Safe Project Design
In Boomerang project, we used bacteria, mammalian cells and virions.
The mammalian cells and bacteria used in all experiments are classified as biosafety level 1 organisms; all are harmless and were used under well-established protocols and with proper guidance and safety equipment.
Since mammalian cells are very sensitive, they will not survive in case of accidental release. In order to minimize the same risk in bacteria , we used only 2 types of antibiotics in the entire work (chloramphenicol for the backbone plasmid and ampicillin for all the rest), so the bacteria remain vulnerable to other antibiotic types. If bacteria from our experiments will accidently get released, they most likely get outcompeted by the naturally occurring and better adapted bacteria around. Moreover, we used bacteria in our experiments only as an amplification tool (DH5α) for our plasmids, which are competent cells. The promoters we used are human promoters, so it is not likely that translation will occur in other bacteria. But even if the plasmids will get transformed to other bacteria and translated, the proteins encoded in our plasmids are probably harmless, because there are few components needed to create the Boomerang system.
We used AAV (Serotype 2) as our vector to transduce the three plasmids into the cells. Replication-defective recombinant AAV vectors, as the one we used in our experiments, are non-infectious and non-hazardous materials as defined by OSHA 1919.1200. Even tough, Production of Adeno-associated virus does fall within biosafety Level 2 criteria due to the use of HEK293 cells in the production process. Since routine quality control on preclinical vectors does not include testing for cellular contaminants or for replication competent AAV, we should handle AAV with caution as potentially infectious material.

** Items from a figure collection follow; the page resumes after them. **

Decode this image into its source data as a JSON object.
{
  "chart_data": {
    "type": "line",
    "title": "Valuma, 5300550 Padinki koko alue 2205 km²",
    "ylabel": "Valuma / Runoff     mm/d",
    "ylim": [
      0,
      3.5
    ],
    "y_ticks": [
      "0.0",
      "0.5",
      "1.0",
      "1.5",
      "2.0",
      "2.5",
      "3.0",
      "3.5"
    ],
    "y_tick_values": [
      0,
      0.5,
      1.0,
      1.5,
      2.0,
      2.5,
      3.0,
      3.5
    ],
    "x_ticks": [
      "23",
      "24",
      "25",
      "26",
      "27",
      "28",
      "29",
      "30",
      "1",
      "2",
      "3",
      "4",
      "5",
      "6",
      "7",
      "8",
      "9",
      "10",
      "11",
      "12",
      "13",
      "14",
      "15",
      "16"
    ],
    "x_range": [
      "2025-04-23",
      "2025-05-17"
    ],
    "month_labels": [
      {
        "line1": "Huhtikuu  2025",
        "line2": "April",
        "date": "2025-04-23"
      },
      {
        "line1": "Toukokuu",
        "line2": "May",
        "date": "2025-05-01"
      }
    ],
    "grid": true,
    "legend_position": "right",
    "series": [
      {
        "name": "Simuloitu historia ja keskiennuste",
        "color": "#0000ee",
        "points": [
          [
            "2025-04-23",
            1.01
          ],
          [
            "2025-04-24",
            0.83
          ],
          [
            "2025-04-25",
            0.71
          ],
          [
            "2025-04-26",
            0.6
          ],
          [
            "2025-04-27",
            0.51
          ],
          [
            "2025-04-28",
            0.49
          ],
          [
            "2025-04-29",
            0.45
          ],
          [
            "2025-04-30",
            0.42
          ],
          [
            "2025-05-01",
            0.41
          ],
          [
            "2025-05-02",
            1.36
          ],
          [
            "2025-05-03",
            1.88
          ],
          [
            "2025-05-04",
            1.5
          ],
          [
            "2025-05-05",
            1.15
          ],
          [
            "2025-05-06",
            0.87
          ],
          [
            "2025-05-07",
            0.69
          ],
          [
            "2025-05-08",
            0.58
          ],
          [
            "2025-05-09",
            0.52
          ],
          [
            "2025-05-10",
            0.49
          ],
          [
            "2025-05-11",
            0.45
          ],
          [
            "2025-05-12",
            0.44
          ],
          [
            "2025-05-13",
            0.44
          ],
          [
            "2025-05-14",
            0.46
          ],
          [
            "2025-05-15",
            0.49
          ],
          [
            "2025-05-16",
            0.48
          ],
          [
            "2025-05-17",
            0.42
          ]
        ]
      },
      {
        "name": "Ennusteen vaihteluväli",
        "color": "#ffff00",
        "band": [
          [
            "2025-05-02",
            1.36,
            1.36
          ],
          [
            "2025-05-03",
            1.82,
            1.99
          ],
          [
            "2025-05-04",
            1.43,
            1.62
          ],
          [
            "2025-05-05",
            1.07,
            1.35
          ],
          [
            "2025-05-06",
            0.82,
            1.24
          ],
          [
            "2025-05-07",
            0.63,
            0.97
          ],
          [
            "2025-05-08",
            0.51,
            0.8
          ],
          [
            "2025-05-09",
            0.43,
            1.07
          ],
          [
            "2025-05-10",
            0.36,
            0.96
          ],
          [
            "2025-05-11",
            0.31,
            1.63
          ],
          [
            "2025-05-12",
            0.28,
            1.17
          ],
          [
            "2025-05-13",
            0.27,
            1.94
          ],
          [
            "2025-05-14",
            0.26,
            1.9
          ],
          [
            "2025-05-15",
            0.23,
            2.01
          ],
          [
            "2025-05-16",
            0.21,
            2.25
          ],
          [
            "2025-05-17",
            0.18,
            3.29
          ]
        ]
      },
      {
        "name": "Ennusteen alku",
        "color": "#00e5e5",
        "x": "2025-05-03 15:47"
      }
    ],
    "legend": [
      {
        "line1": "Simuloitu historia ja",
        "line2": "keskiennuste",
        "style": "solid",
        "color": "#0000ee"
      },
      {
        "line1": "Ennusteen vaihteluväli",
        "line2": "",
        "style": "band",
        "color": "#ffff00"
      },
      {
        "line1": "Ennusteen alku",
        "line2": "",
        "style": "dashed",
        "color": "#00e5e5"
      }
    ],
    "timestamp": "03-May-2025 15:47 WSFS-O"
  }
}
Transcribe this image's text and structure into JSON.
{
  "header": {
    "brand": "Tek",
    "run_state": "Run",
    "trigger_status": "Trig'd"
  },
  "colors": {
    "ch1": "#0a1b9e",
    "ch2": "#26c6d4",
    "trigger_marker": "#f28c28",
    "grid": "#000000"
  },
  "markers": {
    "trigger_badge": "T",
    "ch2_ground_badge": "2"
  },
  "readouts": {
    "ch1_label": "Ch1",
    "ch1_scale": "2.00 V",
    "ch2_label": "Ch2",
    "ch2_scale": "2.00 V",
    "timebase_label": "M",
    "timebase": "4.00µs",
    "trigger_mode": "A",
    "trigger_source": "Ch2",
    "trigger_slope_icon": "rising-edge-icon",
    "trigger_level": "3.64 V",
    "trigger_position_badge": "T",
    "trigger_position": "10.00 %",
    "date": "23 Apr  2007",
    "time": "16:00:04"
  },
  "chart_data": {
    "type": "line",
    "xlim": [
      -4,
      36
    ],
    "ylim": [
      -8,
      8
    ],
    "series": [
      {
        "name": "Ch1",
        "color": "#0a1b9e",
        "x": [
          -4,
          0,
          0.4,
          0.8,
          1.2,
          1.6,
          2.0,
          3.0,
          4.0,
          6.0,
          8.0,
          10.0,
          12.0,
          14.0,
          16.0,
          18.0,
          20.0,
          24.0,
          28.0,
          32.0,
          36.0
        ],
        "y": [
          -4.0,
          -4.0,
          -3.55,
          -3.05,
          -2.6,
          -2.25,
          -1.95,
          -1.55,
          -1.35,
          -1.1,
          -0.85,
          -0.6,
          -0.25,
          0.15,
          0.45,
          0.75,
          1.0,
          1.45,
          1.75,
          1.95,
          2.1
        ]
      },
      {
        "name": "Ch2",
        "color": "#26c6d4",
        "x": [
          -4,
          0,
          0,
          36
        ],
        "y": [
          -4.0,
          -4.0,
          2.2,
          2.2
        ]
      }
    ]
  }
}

Despite this disadvantage, our goal was to try and use a potentially in vivo vector, which has very high transduction percentage. Since AAV mediated gene therapy has already been approved for marketing at 2012 by the European Commission (Glybera - for treatment of LPLD - lipoprotein lipase deficiency. More information available here), and it has some major advantages in comparison to other transduction methods (its ability to infect both nondividing and dividing cells, its ability to deliver the plasmids into the host cell's nuclear without integrating into the genome and the low pathogeny even in the WT replication-competent AAV)(1) we decided to use it with caution in Agilent kit (#240071 - AAV Helper-Free System). In this kit, the AAV ITR sequences and rep/cap genes are present on separate plasmids that lack homology and thus preventing production of recombinant wild-type virus.
Yet, in order to minimize the work with viruses, it was decided that we will perform some of the experiments using calcium phosphate (CaP) as our transfection method instead of the viral vector.
Safe Lab Work
All lab work and experiments were done according to laboratory safety policies at Ben -Gurion University. The lab team was trained and escorted by lab members and instructors of Prof. Smadar Cohen lab for the entire time of our work to ensure the safety and health of team members and lab workers alike.
Since not all team members had experience in genetic engineering lab before, all lab work was done under the supervision and guidance of at least one of the senior team members, who already had experience in that field.
The main safety aspects of our daily routine in the lab included 3 parts:
- Personal safety: all working in the lab was done with gloves, safety glasses, closed leather shoes and lab coats.
- Keeping our benches clean and organized: work benches were cleaned and sterilized with ethanol at the end of every work day. Waste was separated to viral waste, Biologic waste and regular waste. The viral waste first went through two rounds of UV light inside the biosafety cabinets, and afterwards it was autoclaved, along with the biologic waste.
- Special areas for different types of work - our lab was divided into 3 parts:
Working with the virions was done inside biosafety cabinets. The virions were placed in designated tools, and we used filtered pipet tips to prevent sample carry-over contamination. After each work with virions (preparation or infection), UV light was turned on in the cabinets for two rounds (approx. 40 min).
The first part of the lab was designated to the regular lab work (plasmid purification, restriction analysis and etc.).The second part (fume hood and a nearby bench) was designated to work with ethidium bromide and gel-electrophoresis only. The third part was for working with mammalian cells and virions (biosafety cabinets, separated culture room, bench in other laboratory).
We didn't face any special safety problems in sending our DNA parts.
References(1) Therapeutic in vivo gene transfer for genetic disease using AAV: progress and challenges. Federico Mingozzi, Katherine A. High. Nature Reviews Genetics. 2011 May;12:341-355. doi: 10.1038/nrg2988.